March 20, 2014 - Front Section

Chuck Sink, Chuck Sink Link

Business development is a hybrid profession - a response to a marketplace that became weary of so many salespeople parading through front doors, entering back doors and prying open every chink in the walls of companies with money to spend. "People love to buy but hate to be sold." So measures have been put in place to make it hard for salespeople to simply call business people and sell their stuff.
Marketing and sales have become more interdependent and the trend is that these two functions are becoming intertwined. Sales are still where most of the glory is when it comes to impressing the boss. Sales rules because businesses live on cash flow and new business is lifeblood to organizations. But sales work has changed to business development (think relationships) and effective business development must utilize marketing principles and tactics to open doors to new business opportunities.
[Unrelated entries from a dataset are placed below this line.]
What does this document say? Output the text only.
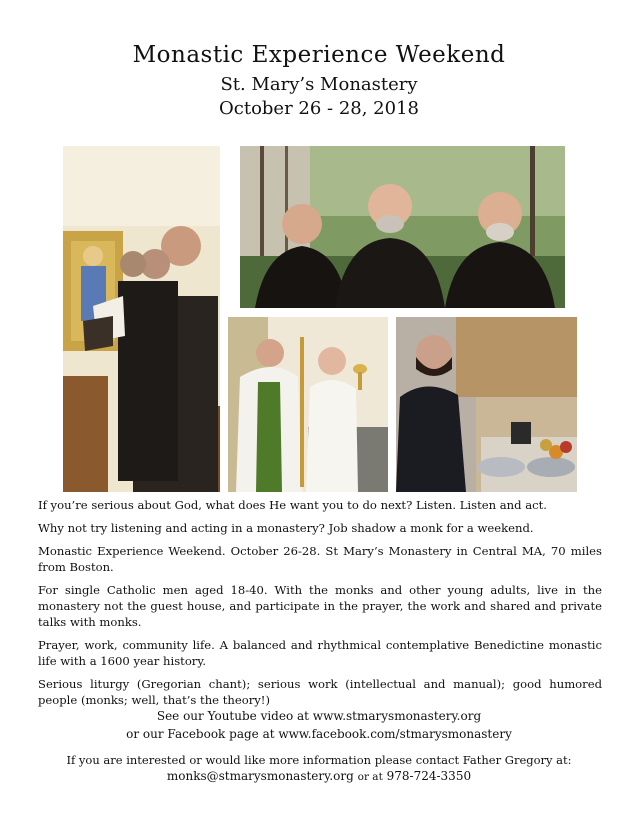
Monastic Experience Weekend
St. Mary’s Monastery
October 26 - 28, 2018

If you’re serious about God, what does He want you to do next? Listen. Listen and act.

Why not try listening and acting in a monastery? Job shadow a monk for a weekend.

Monastic Experience Weekend. October 26-28. St Mary’s Monastery in Central MA, 70 miles from Boston.

For single Catholic men aged 18-40. With the monks and other young adults, live in the monastery not the guest house, and participate in the prayer, the work and shared and private talks with monks.

Prayer, work, community life. A balanced and rhythmical contemplative Benedictine monastic life with a 1600 year history.

Serious liturgy (Gregorian chant); serious work (intellectual and manual); good humored people (monks; well, that’s the theory!)

See our Youtube video at www.stmarysmonastery.org
or our Facebook page at www.facebook.com/stmarysmonastery
If you are interested or would like more information please contact Father Gregory at:
monks@stmarysmonastery.org or at 978-724-3350
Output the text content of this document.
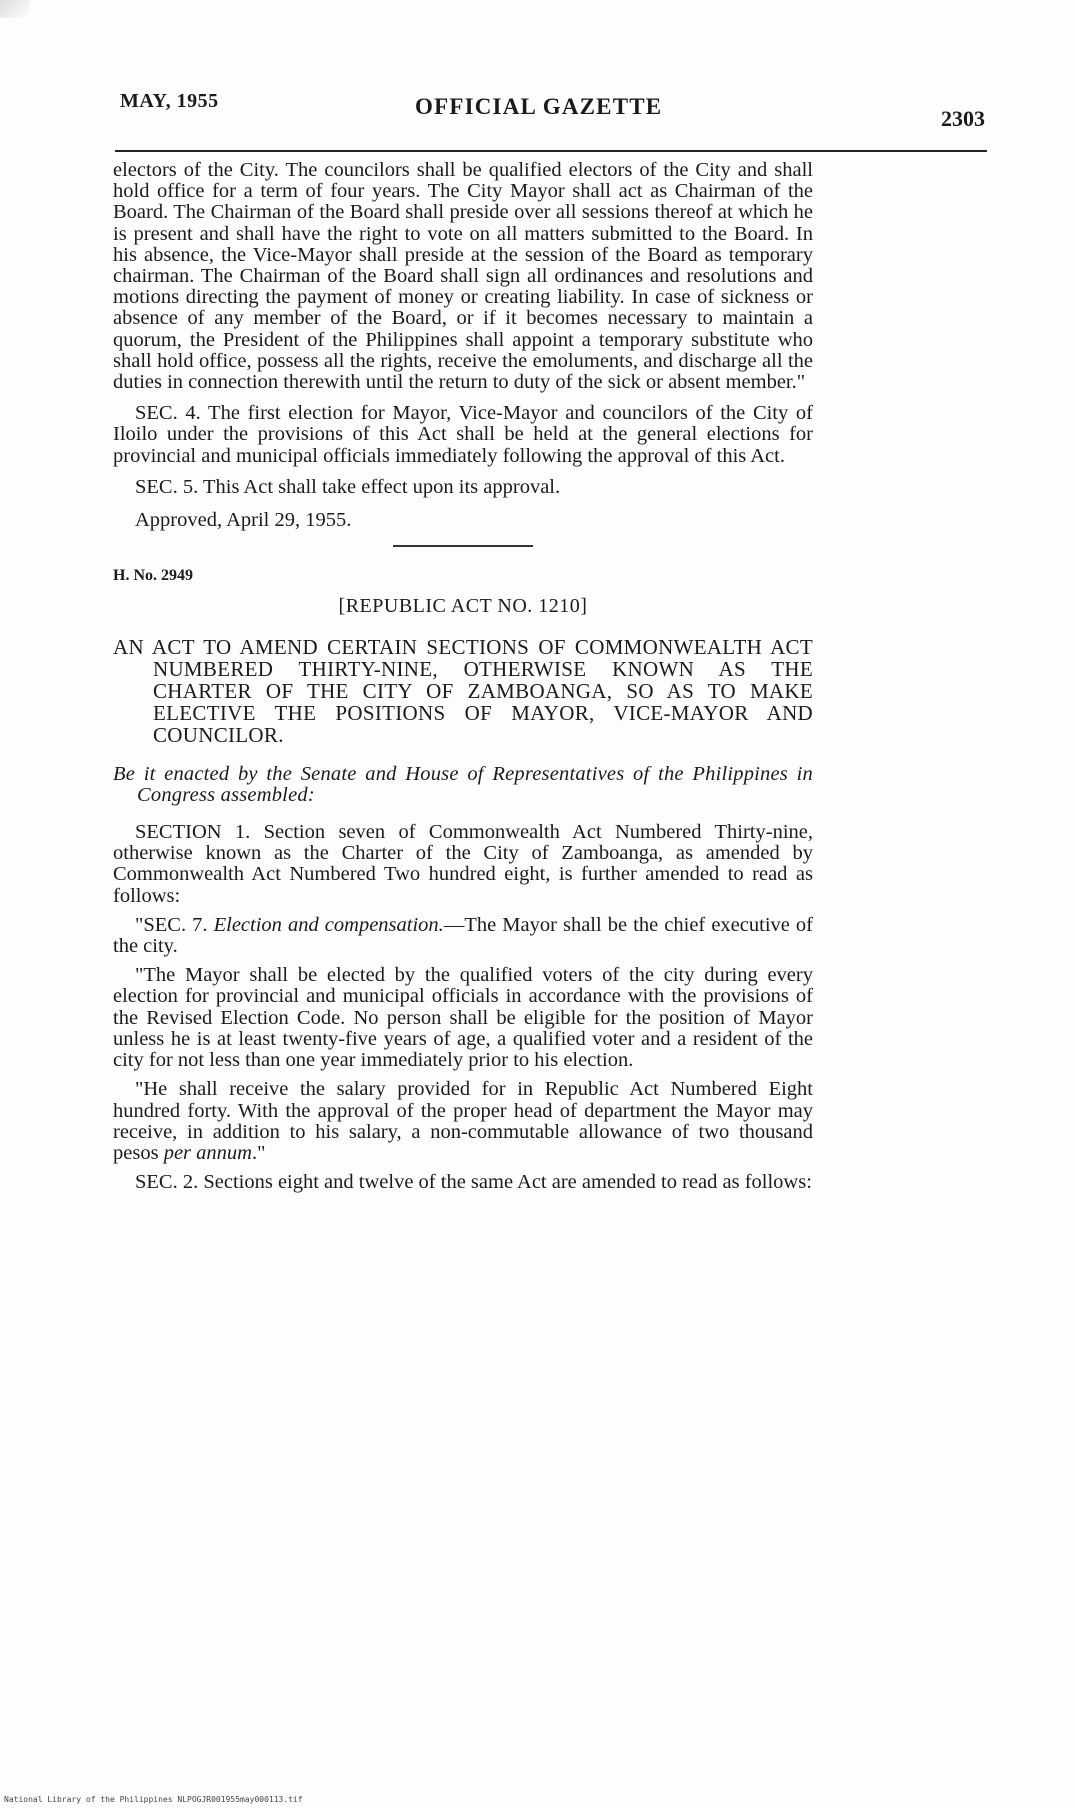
MAY, 1955	OFFICIAL GAZETTE	2303

electors of the City. The councilors shall be qualified electors of the City and shall hold office for a term of four years. The City Mayor shall act as Chairman of the Board. The Chairman of the Board shall preside over all sessions thereof at which he is present and shall have the right to vote on all matters submitted to the Board. In his absence, the Vice-Mayor shall preside at the session of the Board as temporary chairman. The Chairman of the Board shall sign all ordinances and resolutions and motions directing the payment of money or creating liability. In case of sickness or absence of any member of the Board, or if it becomes necessary to maintain a quorum, the President of the Philippines shall appoint a temporary substitute who shall hold office, possess all the rights, receive the emoluments, and discharge all the duties in connection therewith until the return to duty of the sick or absent member."

SEC. 4. The first election for Mayor, Vice-Mayor and councilors of the City of Iloilo under the provisions of this Act shall be held at the general elections for provincial and municipal officials immediately following the approval of this Act.

SEC. 5. This Act shall take effect upon its approval.

Approved, April 29, 1955.

H. No. 2949

[REPUBLIC ACT NO. 1210]

AN ACT TO AMEND CERTAIN SECTIONS OF COMMONWEALTH ACT NUMBERED THIRTY-NINE, OTHERWISE KNOWN AS THE CHARTER OF THE CITY OF ZAMBOANGA, SO AS TO MAKE ELECTIVE THE POSITIONS OF MAYOR, VICE-MAYOR AND COUNCILOR.

Be it enacted by the Senate and House of Representatives of the Philippines in Congress assembled:

SECTION 1. Section seven of Commonwealth Act Numbered Thirty-nine, otherwise known as the Charter of the City of Zamboanga, as amended by Commonwealth Act Numbered Two hundred eight, is further amended to read as follows:

"SEC. 7. Election and compensation.—The Mayor shall be the chief executive of the city.

"The Mayor shall be elected by the qualified voters of the city during every election for provincial and municipal officials in accordance with the provisions of the Revised Election Code. No person shall be eligible for the position of Mayor unless he is at least twenty-five years of age, a qualified voter and a resident of the city for not less than one year immediately prior to his election.

"He shall receive the salary provided for in Republic Act Numbered Eight hundred forty. With the approval of the proper head of department the Mayor may receive, in addition to his salary, a non-commutable allowance of two thousand pesos per annum."

SEC. 2. Sections eight and twelve of the same Act are amended to read as follows:

National Library of the Philippines NLPOGJR001955may000113.tif
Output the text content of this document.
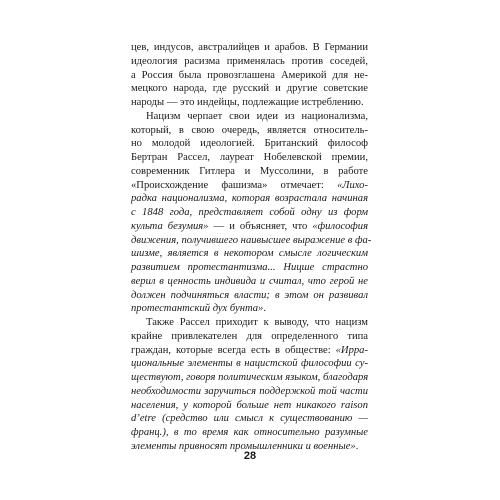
цев, индусов, австралийцев и арабов. В Германии
идеология расизма применялась против соседей,
а Россия была провозглашена Америкой для не-
мецкого народа, где русский и другие советские
народы — это индейцы, подлежащие истреблению.
Нацизм черпает свои идеи из национализма,
который, в свою очередь, является относитель-
но молодой идеологией. Британский философ
Бертран Рассел, лауреат Нобелевской премии,
современник Гитлера и Муссолини, в работе
«Происхождение фашизма» отмечает: «Лихо-
радка национализма, которая возрастала начиная
с 1848 года, представляет собой одну из форм
культа безумия» — и объясняет, что «философия
движения, получившего наивысшее выражение в фа-
шизме, является в некотором смысле логическим
развитием протестантизма... Ницше страстно
верил в ценность индивида и считал, что герой не
должен подчиняться власти; в этом он развивал
протестантский дух бунта».
Также Рассел приходит к выводу, что нацизм
крайне привлекателен для определенного типа
граждан, которые всегда есть в обществе: «Ирра-
циональные элементы в нацистской философии су-
ществуют, говоря политическим языком, благодаря
необходимости заручиться поддержкой той части
населения, у которой больше нет никакого raison
d’etre (средство или смысл к существованию —
франц.), в то время как относительно разумные
элементы привносят промышленники и военные».
28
A salesperson must get his message out to prospects who are truly in the market to buy.
Every salesperson's computer can now be a broadcasting and receiving station, i.e., a media outlet. And guess what? Airtime is free. Paying for a boost with advertising is always an option but one can reach thousands in a target audience by spending only time; learning and using the free tools: Social media, email and networking. Many thriving businesses have been launched with no marketing budget.
If you already have a computer, internet connection, cell phone and car then you have the infrastructure to effectively grow a business. The only thing else you need is time and willingness to work hard. It's really wonderful to implement an effective marketing campaign which makes business development efforts much easier (think warm inbound leads), all with no need to spend media dollars. Those dollars can be invested instead toward service improvements which will make your clients the best sales force you could want.
Chuck Sink is president of Chuck Sink Link, Hopkinton, N.H.